2015/04/01

DLCソリッドタペット M119

日本は今日から新年度、こちらは、イースター休暇前の慌ただしさと、エイプリルフール。
 櫻の季節の卒業入学は、日本風の美学ですが、世界的には珍しいですね

 さて、





 写真は、DLC加工済のM119用ソリッドリフター

 カムのベースサークルが小さい加工用と、ノーマルベース用で2種類用意しました。

 すごーく昔、連載後半のカムの頃だか、DLCのタペットで
 お話しした記憶があるのですが、やっとできました。
 
 油圧自動調整のHLAは、製造精度の向上がなされた、今となっては時代遅れ、
 メンテナンスフリーを唄ったように聞こえますが、その実は、
 エンジンラインの生産性向上のために採用された技術であって、
 エンジン性能にとっては、メリットはありません。

 現代のエンジン部品の工作精度が向上したので、
 熟練工がシム調整なんかしなくても、
 カムとタペット、バルブシートの高さ、セット長が合うような寸法精度で作っているから、
 HLAがいらないんです。
 
 最近のトヨタのビッツのエンジンなんかは、そもそも、シム自体ありません。
 タペットと一体です。
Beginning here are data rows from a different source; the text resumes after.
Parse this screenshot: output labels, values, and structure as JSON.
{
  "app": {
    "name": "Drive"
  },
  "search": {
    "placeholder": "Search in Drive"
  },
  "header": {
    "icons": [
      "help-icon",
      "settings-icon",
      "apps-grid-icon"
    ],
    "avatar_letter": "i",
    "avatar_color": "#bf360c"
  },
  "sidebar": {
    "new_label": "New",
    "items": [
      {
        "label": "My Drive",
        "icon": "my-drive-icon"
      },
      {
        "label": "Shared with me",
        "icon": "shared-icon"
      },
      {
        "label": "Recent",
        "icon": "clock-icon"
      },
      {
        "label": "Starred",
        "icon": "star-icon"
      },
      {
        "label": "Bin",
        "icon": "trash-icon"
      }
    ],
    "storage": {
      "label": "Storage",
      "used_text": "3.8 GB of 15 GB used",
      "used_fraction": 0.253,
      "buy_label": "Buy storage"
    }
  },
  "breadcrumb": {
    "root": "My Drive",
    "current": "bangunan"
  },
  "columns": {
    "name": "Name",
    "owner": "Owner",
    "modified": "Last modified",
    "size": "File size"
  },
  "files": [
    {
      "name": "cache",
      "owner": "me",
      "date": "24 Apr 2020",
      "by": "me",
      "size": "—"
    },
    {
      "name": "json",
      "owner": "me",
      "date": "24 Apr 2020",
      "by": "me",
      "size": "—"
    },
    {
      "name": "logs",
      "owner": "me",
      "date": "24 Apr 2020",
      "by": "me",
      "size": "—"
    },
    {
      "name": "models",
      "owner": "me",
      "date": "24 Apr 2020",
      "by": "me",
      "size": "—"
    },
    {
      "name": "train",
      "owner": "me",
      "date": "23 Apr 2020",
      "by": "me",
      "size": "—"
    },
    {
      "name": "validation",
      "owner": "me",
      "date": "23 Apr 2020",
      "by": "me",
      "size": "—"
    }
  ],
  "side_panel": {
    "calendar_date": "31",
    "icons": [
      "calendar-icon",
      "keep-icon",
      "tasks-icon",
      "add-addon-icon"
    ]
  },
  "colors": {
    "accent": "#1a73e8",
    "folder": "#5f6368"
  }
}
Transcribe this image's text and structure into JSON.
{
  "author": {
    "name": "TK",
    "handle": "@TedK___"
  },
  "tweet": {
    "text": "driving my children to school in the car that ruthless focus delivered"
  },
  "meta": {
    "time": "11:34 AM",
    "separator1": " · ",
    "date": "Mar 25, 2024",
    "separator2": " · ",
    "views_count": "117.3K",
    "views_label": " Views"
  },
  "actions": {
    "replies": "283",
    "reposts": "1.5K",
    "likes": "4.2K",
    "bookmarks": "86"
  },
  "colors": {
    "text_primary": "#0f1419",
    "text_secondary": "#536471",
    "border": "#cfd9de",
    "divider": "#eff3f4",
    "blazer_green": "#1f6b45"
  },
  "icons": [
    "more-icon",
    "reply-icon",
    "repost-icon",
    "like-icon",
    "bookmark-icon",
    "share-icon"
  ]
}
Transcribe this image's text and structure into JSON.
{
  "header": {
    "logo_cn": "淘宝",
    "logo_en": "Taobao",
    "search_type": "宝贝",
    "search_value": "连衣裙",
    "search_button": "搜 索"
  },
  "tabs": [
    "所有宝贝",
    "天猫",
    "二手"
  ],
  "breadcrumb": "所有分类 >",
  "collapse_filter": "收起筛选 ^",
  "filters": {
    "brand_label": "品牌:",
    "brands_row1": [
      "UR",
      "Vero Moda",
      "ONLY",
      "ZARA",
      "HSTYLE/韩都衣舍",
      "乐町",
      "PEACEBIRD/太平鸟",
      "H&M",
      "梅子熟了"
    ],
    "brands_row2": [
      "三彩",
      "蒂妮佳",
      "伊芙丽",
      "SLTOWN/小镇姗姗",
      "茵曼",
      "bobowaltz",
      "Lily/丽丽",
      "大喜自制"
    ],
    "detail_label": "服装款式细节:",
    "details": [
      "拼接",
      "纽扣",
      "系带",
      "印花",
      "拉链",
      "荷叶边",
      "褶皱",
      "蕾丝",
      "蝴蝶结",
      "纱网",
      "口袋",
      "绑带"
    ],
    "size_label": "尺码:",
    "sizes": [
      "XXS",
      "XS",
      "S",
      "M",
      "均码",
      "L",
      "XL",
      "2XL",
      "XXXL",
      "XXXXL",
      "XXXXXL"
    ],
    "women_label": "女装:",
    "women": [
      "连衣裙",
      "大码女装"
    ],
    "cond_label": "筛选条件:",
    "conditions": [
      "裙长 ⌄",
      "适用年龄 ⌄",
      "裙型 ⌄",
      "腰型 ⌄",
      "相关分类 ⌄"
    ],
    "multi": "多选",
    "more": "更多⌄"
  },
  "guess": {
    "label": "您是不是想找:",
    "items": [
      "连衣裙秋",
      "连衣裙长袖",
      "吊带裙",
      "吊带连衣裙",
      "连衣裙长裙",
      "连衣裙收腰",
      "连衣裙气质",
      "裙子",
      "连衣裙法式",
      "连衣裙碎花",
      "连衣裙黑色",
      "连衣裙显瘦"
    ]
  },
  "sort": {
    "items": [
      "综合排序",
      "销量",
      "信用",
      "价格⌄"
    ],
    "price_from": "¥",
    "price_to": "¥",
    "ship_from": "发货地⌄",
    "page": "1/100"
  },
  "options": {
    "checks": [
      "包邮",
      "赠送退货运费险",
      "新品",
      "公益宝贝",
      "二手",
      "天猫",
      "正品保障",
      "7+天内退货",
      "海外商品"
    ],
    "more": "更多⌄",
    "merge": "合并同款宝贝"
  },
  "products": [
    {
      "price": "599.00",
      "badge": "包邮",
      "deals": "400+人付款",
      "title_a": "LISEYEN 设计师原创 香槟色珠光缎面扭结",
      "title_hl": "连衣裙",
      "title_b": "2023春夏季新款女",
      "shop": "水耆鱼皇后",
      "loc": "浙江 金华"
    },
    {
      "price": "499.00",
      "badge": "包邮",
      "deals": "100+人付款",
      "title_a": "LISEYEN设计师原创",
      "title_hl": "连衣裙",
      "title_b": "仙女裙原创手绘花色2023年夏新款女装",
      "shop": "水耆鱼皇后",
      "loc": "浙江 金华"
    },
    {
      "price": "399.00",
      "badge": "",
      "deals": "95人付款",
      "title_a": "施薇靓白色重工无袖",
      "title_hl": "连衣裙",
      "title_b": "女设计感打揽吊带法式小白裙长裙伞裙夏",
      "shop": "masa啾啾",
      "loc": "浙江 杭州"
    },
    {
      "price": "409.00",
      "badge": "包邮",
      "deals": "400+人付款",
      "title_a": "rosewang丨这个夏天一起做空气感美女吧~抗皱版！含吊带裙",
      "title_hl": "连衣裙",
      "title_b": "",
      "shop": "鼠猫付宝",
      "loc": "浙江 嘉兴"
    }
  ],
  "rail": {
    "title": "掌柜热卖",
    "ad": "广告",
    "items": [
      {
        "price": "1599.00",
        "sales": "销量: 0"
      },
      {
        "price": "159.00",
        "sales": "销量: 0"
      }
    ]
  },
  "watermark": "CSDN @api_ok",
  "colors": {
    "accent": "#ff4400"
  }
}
シートリングもなく、アルミに金属溶射です。

 こんな時代に、HLAをベースに考えた制約の多いカムを新規に作ることは、
 賢くないので、また、困難な道をゆく毎日であります。
 
 とはいえ、直打カムプロフィールの設計もしなければならず、
 ベースサークル小さくしたくないので、加工カムというわけにもいかずで、
 時間が過ぎ、そうこうしているうちに、残念ながらM119用に流用できる純正の2.3-16や2.5-16用のソリッドリフターが生産 中止になってしまいました。
 
 重量は、純正のHLAが旧タイプが重量級で82g(笑)。
 後期のHLAが64g
 ソリッドだと大幅に軽くなって、写真のように50gと45g。
 これにキャップタイプのシムが入りますから、少し重くなりますが、HLAもオイルが入るので、
 どれくらいになるでしょうか?

 一番重たいものと、軽いものの差は、37gこれが32個ですから、同弁系で1184g
 軽いものでも、608g

 これ、無負荷レスポンス上がるだろうな(笑)
 
 HLAと比べてオイル脈動でバルブを押さなくなるので、圧縮が良くなることのメリットもあると思います。
 
 HLA用のカムはプロフィールが、最初、油圧の押される分ランプがあって
 そこから立ち上がる、ゆっくり閉まるという特性で、ソリッド用では、当然に異なるので、そのままポンでは使えませんが、 カムの準備用に小さくですが一歩前進しました。